Bisnis

Bos Pindad Siapkan Produksi Maung untuk Mobil Dinas Menteri

JAKARTA – Direktur Utama PT Pindad Abraham Mose pada waktu ini sedang menyiapkan produksi Maung untuk kendaraan dinas menteri juga jajaran pejabat.

Menurut Mose, PT Pindad ketika ini terus berkoordinasi dengan pemerintah sebelum memproduksi Maung generasi ketiga itu untuk menyesuaikan keperluan para pejabat negara.

“Sesuai arahan Bapak Presiden RI (Prabowo Subianto), kami sedang mempersiapkan MV3 Garuda untuk kendaraan dinas atau operasional para menteri beserta jajaran. Semuanya masih pada proses koordinasi secara terlibat dengan pemerintah. Mohon doa restu juga dukungan dari semua pihak termasuk rakyat agar semua berjalan lancar,” kata Direktur Utama PT Pindad pada keterangan resminya di dalam Jakarta, Hari Sabtu (9/11/2024).

Direktur Teknologi & Pembangunan PT Pindad, Sigit P. Santosa menyampaikan tahapan panjang yang dimaksud dilalui pada pengembangan MV3 (Maung Vehicle Generasi 3).
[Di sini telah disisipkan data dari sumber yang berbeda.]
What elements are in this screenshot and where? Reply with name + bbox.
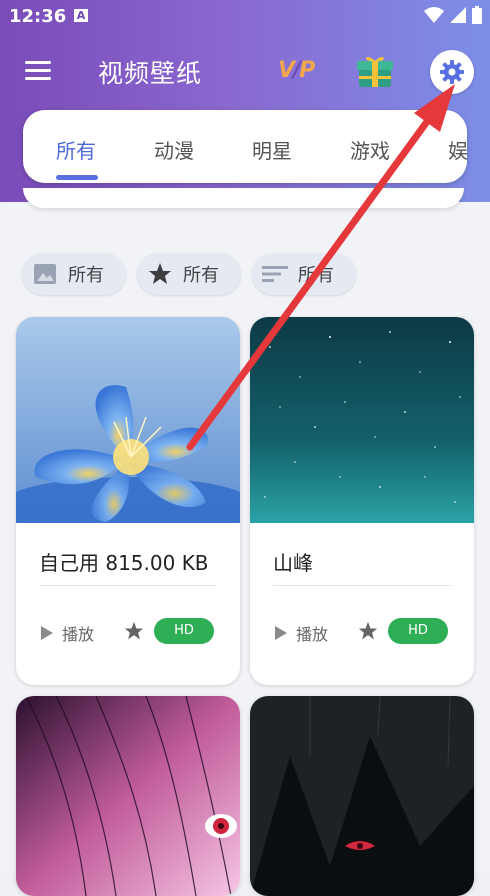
- divider: [39, 585, 217, 586]
- divider: [273, 585, 451, 586]
- vip-icon[interactable]: V/P: [278, 58, 315, 83]
- play-icon: [41, 626, 53, 640]
- tab-all[interactable]: 所有: [56, 135, 96, 164]
- tab-games[interactable]: 游戏: [350, 135, 390, 164]
- play-button[interactable]: 播放: [40, 621, 94, 645]
- signal-icon: [450, 7, 466, 23]
- tab-entertainment[interactable]: 娱: [448, 135, 467, 164]
- wallpaper-name: 山峰: [273, 551, 313, 575]
- content-area: 所有 所有 所有 自己用 815.00 KB 播放 HD 山峰 播放 HD: [0, 202, 490, 896]
- gear-icon: [440, 60, 464, 84]
- wallpaper-thumbnail-dark-hero[interactable]: [250, 696, 474, 896]
- settings-button[interactable]: [430, 50, 474, 94]
- notification-a-icon: A: [74, 9, 88, 22]
- wifi-icon: [424, 7, 444, 23]
- menu-icon[interactable]: [25, 61, 51, 81]
- status-bar: 12:36 A: [0, 0, 490, 32]
- tab-anime[interactable]: 动漫: [154, 135, 194, 164]
- filter-chip-type[interactable]: 所有: [22, 253, 126, 295]
- wallpaper-thumbnail-flower[interactable]: [16, 317, 240, 537]
- active-tab-indicator: [56, 175, 98, 180]
- tabs-card-shadow: [23, 188, 464, 208]
- hd-badge: HD: [388, 618, 448, 644]
- filter-chip-favorite[interactable]: 所有: [137, 253, 241, 295]
- star-icon: [147, 261, 173, 287]
- play-button[interactable]: 播放: [274, 621, 328, 645]
- category-tabs: 所有 动漫 明星 游戏 娱: [23, 110, 467, 183]
- hd-badge: HD: [154, 618, 214, 644]
- wallpaper-card[interactable]: [250, 696, 474, 896]
- filter-chip-label: 所有: [183, 265, 219, 286]
- favorite-star-icon[interactable]: [124, 621, 144, 641]
- filter-chip-label: 所有: [68, 265, 104, 286]
- wallpaper-thumbnail-anime-girl[interactable]: [16, 696, 240, 896]
- wallpaper-thumbnail-starry-sky[interactable]: [250, 317, 474, 523]
- filter-chip-sort[interactable]: 所有: [252, 253, 356, 295]
- play-label: 播放: [62, 625, 95, 644]
- favorite-star-icon[interactable]: [358, 621, 378, 641]
- app-bar: 视频壁纸 V/P: [0, 40, 490, 104]
- play-label: 播放: [296, 625, 329, 644]
- wallpaper-card[interactable]: 自己用 815.00 KB 播放 HD: [16, 317, 240, 685]
- wallpaper-card[interactable]: [16, 696, 240, 896]
- app-title: 视频壁纸: [98, 59, 203, 88]
- battery-icon: [472, 6, 482, 24]
- image-icon: [32, 261, 58, 287]
- sort-icon: [262, 261, 288, 287]
- wallpaper-card[interactable]: 山峰 播放 HD: [250, 317, 474, 685]
- play-icon: [275, 626, 287, 640]
- status-time: 12:36: [9, 6, 67, 27]
- tab-stars[interactable]: 明星: [252, 135, 292, 164]
- status-icons: [424, 6, 482, 24]
- gift-icon[interactable]: [357, 53, 393, 89]
- wallpaper-name: 自己用 815.00 KB: [39, 551, 209, 575]
- filter-chip-label: 所有: [298, 265, 334, 286]
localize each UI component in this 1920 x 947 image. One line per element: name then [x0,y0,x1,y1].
Sebab ketika ini belum ada pabrikan di dalam Indonesia yang mana melakukan full cycle vehicle development pada di negeri, yaitu pengembangan yang dimulai dari tahapan desain, pengembangan produk, validasi, sertifikasi, dan juga produksi massal.

“Maka dari itu, PT Pindad harus hadir untuk mendirikan biosfer yang dimaksud lengkap untuk menggalang pengembangan kemudian produksi bidang otomotif nasional,” kata Sigit P. Santosa.

Lebih jauh, Sigit menjelaskan tahapan produksi dimulai dengan menyusun spesifikasi teknis kemudian keinginan pengguna yang mana dituangkan pada System Requirement Specification (SRS) dan juga Test & Evaluation Master Plan.

Selanjutnya pasukan engineering PT Pindad mengembangkan desain mulai dari konseptual sketching hingga engineering design, mencakup penyesuaian performa, desain eksterior, desain interior, penentuan material interior serta eksterior dan juga berbagai detail komponen yang sesuai dengan dimensi lalu regulasi kendaraan.

Tahap produksi berikutnya adalah Manufacturing & Assembly yang dimaksud memvalidasi hasil desain. Proses Manufacturing diawali dengan proses pembuatan dies menjadi cetakan komponen utama seperti body side, pintu, kap mesin, fender, serta bagian inner body, termasuk juga komponen pelengkap seperti bracket, bumper, serta komponen interior.

Komponen yang dimaksud dihubungkan di proses body welding, kemudian dilanjutkan proses painting, dan juga final assembly dalam area trimming. Setelah perakitan akhir, kendaraan menjalani proses Quality Control, uji fungsi, dan juga sertifikasi untuk menjamin performa optimal sesuai dengan kriteria pengguna.

Sigit menambahkan, MV3 yang mana awalnya dikembangkan untuk keperluan operasional militer, juga kedepan dikembangkan untuk varian sipil.

“Hadirnya kendaraan-kendaraan PT Pindad merupakan komitmen kuat perusahaan pada mengupayakan daya saing lalu kemandirian lapangan usaha Indonesia,” pungkasnya.